On 02/07/2025 17:04, Christian Mazakas via Boost wrote:
On Tue, Jul 1, 2025 at 10:52 AM cppleo--- via Boost <boost@lists.boost.org> wrote:
Legacy systems will continue work. If you ignore them, they ignore you. (How do you think what is chipper: halt a rolling mill or keep use legacy system with Windows NT 4.0, Windows 2000, OS/2, Novell NetWare, etc?)
Removing C++03 compatability from many libraries and breaking Boost.ASIO in 1.87 seriously damaged the Boost reputation. If Boost break building via b2 (non-CMake), Boost will damage reputation again.

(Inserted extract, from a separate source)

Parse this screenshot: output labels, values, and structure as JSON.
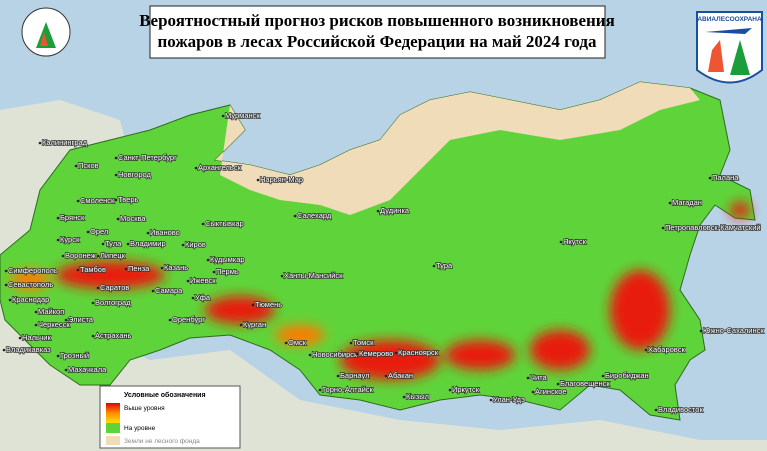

Also, I'd like to see some citations for this. At least for Math and Multiprecision, I don't think think we have ever had a bug report submitted asking us to reinstate C++03 (or even C++11) support. On the other hand we pretty consistently get reports from folks using bleeding edge features and compilers, and (rightly) complaining when they don't work. It's actually surprising how much stuff has been broken by new C++ standards: it's mostly things getting marked as deprecated (float_denorm_style is the next one for us to sort out), but there were changes to the preprocessor for C++23 which have hit us too.
On a practical note, it's simply not feasible to support every possible language standard, and certainly not possible for a larger library to rigorously CI them all. Best, John.